Lead acid is currently in demand, with lead, acid and plastic all easily and cheaply recycled. At present, most other types of batteries incur a net cost but this could change with more efficient collection programs and advances in recycling technology.

  1. Reduced future costs

Batteries contain valuable materials such as cobalt, manganese and lithium – finite resources subject to the laws of supply and demand. With demand soaring, dumping batteries removes these materials from the supply side of the equation while recycling them keeps them in circulation. Increasing the supply means lowering resource prices that will flow through to lower new battery prices.

  1. Reduced recruitment and training costs

Running visible recycling programs is one way of standing out from the crowd and good corporate social responsibility may help retain staff.
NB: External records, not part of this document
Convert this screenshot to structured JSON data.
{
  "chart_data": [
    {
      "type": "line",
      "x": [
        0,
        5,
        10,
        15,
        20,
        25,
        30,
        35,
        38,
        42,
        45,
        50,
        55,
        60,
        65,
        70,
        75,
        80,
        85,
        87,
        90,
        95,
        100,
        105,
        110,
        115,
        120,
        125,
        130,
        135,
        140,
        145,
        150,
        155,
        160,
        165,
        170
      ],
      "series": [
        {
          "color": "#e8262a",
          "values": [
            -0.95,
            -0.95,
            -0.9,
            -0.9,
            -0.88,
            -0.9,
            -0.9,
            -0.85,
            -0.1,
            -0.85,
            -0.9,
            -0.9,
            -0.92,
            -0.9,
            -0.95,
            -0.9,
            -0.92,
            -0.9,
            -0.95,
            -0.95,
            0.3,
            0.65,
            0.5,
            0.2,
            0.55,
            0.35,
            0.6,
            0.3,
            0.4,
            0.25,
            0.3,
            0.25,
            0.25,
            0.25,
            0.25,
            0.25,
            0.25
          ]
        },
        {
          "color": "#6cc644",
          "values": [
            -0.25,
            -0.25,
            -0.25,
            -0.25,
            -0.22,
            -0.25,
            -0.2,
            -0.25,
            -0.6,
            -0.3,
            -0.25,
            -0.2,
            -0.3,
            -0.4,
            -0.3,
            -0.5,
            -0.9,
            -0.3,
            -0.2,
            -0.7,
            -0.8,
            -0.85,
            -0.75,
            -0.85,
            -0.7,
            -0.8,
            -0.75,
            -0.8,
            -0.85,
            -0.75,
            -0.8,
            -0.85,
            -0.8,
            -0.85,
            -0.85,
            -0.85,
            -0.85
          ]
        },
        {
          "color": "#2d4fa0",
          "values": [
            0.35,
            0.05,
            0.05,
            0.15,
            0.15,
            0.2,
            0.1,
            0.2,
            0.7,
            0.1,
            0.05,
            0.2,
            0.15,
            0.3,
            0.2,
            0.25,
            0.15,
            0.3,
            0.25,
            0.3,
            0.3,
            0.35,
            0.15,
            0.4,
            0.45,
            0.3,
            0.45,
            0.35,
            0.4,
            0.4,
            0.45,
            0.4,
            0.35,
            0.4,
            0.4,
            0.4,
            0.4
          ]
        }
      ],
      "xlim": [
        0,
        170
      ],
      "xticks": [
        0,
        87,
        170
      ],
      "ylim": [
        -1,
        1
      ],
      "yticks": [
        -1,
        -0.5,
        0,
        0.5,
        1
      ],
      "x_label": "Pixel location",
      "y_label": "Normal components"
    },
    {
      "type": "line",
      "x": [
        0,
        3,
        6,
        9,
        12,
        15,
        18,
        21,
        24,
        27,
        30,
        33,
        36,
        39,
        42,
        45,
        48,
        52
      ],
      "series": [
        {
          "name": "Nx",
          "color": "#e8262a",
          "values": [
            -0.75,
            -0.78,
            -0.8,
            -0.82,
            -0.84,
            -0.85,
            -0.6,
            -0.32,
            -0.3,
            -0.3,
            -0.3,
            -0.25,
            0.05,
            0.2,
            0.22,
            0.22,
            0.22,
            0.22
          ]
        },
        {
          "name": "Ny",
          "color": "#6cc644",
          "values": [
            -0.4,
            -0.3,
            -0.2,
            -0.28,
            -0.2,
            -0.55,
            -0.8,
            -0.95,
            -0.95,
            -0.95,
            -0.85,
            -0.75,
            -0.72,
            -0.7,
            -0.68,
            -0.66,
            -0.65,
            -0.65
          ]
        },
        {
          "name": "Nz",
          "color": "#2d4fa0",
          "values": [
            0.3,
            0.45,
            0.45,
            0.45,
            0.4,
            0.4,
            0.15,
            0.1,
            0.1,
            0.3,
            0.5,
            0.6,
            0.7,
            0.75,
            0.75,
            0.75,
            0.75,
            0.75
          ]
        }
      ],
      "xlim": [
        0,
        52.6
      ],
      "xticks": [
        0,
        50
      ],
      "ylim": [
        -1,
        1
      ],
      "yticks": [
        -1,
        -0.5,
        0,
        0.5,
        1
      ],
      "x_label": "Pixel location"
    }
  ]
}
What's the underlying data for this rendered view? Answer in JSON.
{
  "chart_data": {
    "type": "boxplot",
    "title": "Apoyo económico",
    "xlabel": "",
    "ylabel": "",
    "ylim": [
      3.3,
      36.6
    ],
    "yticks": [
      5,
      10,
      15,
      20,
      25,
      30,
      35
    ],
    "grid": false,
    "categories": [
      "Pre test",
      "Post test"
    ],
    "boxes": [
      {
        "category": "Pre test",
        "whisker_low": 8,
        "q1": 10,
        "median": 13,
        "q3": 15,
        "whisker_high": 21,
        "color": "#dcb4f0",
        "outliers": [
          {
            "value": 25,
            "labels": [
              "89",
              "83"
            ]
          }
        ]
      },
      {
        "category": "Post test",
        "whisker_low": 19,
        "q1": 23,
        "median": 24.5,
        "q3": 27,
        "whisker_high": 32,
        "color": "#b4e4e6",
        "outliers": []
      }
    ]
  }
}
Companies that rank poorly on environmental performance may face higher staff turnover and this will only lead to higher recruitment and training costs.

  1. Simplicity

Reaping the many financial benefits of battery recycling is easier than you might think.

CMA Ecocycle provides battery collection and recycling solutions ranging from two litre collection buckets up to the truckload.

To get started, all you need to do is call CMA Ecocycle on 1300 32 62 92, or head to their website and fill in a form.

Bucking the trend: CMA Ecocycle

CMA Ecocycle has spent the past 18 months planning a first-of-its-kind battery recycling plant set to become a critical part of Victoria’s e-waste recycling infrastructure network.